Viewing a single comment thread. View all comments

IamTimNguyen OP t1_j3cybcu wrote

Part I. Introduction

00:00:00 : Biography

00:02:36 : Harvard hiatus 1: Becoming a DJ

00:07:40 : I really want to make AGI happen (back in 2012)

00:09:00 : Harvard math applicants and culture

00:17:33 : Harvard hiatus 2: Math autodidact

00:21:51 : Friendship with Shing-Tung Yau

00:24:06 : Landing a job at Microsoft Research: Two Fields Medalists are all you need

00:26:13 : Technical intro: The Big Picture

00:28:12 : Whiteboard outline

Part II. Classical Probability Theory

00:37:03 : Law of Large Numbers

00:45:23 : Tensor Programs Preview

00:47:25 : Central Limit Theorem

00:56:55 : Proof of CLT: Moment method

01:02:00 : Moment method explicit computations

Part III. Random Matrix Theory

01:12:45 : Setup

01:16:55 : Moment method for RMT

1:21:21 : Wigner semicircle law

Part IV. Tensor Programs

1:31:04 : Segue using RMT

1:44:22 : TP punchline for RMT

1:46:22 : The Master Theorem (the key result of TP)

1:55:02 : Corollary: Reproof of RMT results

1:56:52 : General definition of a tensor program

Part V. Neural Networks and Machine Learning

2:09:09 : Feed forward neural network (3 layers) example

2:19:16 : Neural network Gaussian Process

2:23:59 : Many large N limits for neural networks

2:27:24 : abc parametrizations (Note: "a" is absorbed into "c" here): variance and learning rate scalings

2:36:54 : Geometry of space of abc parametrizations

2:39:50 : Kernel regime

2:41:35 : Neural tangent kernel

2:43:40 : (No) feature learning

2:48:42 : Maximal feature learning

2:52:33 : Current problems with deep learning

2:55:01 : Hyperparameter transfer (muP)

3:00:31 : Wrap up

24

JustARandomNoob165 t1_j5e4vke wrote

I know it is a very broad question, but maybe you have recommendation of materials/resources to prepare yourself better to digest the topics used in this talk? Thank you in advance very much!

1

ThatInternetGuy t1_j3ejkr3 wrote

To be honest, even though I've coded in many ML code repos and I did well in college math, but this video outline looks like an alien language to me. Tangent kernel, kernel regime (is AI getting into the politics?), punchline for Matrix Theory (who's trying to get a date here?), etc.

−15

sentient-machine t1_j3eqajw wrote

Seems like a completely normal technical outline to me. I suspect you just lack the mathematical sophistication here?

19

kastbort2021 t1_j3fea3l wrote

Or they could just be quite recent topics? NTK, for example, seems to have been introduced in 2018. If you're not actively reading ML research papers, you'll probably have a hard time getting exposed to those topics.

3

ReginaldIII t1_j3elb8t wrote

I've read this several times and I don't really understand what it is you are trying to say. Where does politics or dating come into it?

10

ThatInternetGuy t1_j3emjfs wrote

I was just saying that ML researchers are using terms that are way too technical to infer meaning, or using a common word such as punchline to mean something else entirely. What does punchline have anything to do with ML?

−15

ReginaldIII t1_j3epizn wrote

No need to downvote, it was an honest question not an attack. Have you studied the literature and background mathematics of this area much?

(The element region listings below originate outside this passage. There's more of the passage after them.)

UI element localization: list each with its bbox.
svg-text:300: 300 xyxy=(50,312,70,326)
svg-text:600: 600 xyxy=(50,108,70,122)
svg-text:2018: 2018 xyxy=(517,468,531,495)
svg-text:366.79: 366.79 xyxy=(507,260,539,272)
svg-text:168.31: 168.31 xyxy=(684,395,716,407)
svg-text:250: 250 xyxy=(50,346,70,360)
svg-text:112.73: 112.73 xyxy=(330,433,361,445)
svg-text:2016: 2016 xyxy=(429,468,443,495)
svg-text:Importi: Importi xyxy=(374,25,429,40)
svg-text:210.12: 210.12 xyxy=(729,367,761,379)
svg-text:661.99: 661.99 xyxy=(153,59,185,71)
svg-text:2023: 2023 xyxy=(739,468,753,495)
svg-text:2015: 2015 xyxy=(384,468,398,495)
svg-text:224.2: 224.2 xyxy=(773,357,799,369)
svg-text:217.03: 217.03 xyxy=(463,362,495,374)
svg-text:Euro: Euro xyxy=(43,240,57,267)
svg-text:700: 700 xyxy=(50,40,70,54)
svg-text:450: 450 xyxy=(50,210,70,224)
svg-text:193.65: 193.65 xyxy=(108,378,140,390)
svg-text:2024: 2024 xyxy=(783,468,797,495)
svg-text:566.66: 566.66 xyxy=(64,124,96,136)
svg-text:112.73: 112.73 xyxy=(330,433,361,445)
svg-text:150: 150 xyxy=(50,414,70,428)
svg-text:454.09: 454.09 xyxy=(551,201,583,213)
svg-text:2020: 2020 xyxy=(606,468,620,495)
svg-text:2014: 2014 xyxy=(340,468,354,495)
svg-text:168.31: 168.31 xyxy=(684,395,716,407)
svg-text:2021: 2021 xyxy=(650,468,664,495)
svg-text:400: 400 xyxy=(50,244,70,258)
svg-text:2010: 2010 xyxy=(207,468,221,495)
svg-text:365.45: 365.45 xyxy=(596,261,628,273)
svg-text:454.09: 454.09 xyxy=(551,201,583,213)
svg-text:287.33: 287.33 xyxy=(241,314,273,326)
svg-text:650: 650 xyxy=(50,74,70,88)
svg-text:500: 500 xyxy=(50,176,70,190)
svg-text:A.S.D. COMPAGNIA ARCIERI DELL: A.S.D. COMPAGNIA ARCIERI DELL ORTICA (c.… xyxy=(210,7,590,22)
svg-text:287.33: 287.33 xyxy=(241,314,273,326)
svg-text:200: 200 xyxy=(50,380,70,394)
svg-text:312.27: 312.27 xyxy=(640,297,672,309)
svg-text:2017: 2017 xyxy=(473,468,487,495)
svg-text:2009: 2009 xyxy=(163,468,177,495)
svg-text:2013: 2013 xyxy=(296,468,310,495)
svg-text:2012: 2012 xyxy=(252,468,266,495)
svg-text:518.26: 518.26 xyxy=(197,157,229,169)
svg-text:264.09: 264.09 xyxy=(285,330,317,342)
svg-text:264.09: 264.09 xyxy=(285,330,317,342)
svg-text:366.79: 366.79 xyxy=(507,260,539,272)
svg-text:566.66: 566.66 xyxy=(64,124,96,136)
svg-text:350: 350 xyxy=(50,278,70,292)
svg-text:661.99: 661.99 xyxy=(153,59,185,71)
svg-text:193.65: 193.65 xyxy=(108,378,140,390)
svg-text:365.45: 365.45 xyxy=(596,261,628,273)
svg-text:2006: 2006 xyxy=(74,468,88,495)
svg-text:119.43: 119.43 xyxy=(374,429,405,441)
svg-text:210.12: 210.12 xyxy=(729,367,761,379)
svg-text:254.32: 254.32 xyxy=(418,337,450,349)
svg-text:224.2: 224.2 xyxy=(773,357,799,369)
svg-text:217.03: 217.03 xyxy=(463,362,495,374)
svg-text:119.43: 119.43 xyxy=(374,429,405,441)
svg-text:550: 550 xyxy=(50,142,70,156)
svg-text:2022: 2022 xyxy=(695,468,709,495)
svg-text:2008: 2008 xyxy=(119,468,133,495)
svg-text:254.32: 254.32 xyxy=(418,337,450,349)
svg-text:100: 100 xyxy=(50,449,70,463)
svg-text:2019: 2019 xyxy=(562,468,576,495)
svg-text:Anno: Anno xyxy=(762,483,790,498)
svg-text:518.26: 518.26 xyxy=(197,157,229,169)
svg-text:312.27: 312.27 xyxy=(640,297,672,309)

Regime is a well established term in mathematics and many other fields, and one example of a "regime" (a domain under rules or constrains) is what you are likely familiar with as a political regime.

With respect to "punchline", I'm going to assume you didn't look at the video at the timestamp listed? Here it is https://youtu.be/1aXOXHA7Jcw?t=6105 All he is saying is that, after a few minutes long tangent talking about something the "punchline" is him circling back around to the point he was trying to make.

It isn't a literal haha punchline, it's not a mathematical term, the punchline comes at the end of a joke, a joke often takes you on a journey before circling back to some type of point. He used the word to mean that here too.

Timothy Nguyen, OP of this post and the host of the video, made a light hearted chapter title within a long video based on a term that Greg Yang used on his whiteboard.

18

madrury83 t1_j3epnqt wrote

Repurposing common words to have technical meanings is a basic trope in mathematics: kernel, neuron, limit, derivative, spectrum, manifold, atlas, chart, model, group, ring, ideal, field, topology, open, closed, compact, exotic, neighborhood, domain, immerse, embed, fibre, bundle, flow, section, measure, category, scheme, torsion, ...

... and typing Natural Transformation into google shows you skinny dudes that got buff.

14

cdsmith t1_j3evg7e wrote

Punchline is just sort of common vernacular for "here's where all the parts come together in a moment of realization". It's a metaphor to a joke, where you have all the setup, and then there's the moment when you "get it" and laugh.

4

cdsmith t1_j3ev3je wrote

This is definitely a theory presentation, though it does end with some applications to hyperparameter transfer when scaling model size. But if your main experience with ML is building models and applications, I'm not surprised it looks unfamiliar.

That being said, though, give it a chance if you're interested. Some parts of the outline didn't look familiar to me either, but the video is well-made and stops to explain most of the background knowledge. And you can always gloss over the bits you don't understand.

1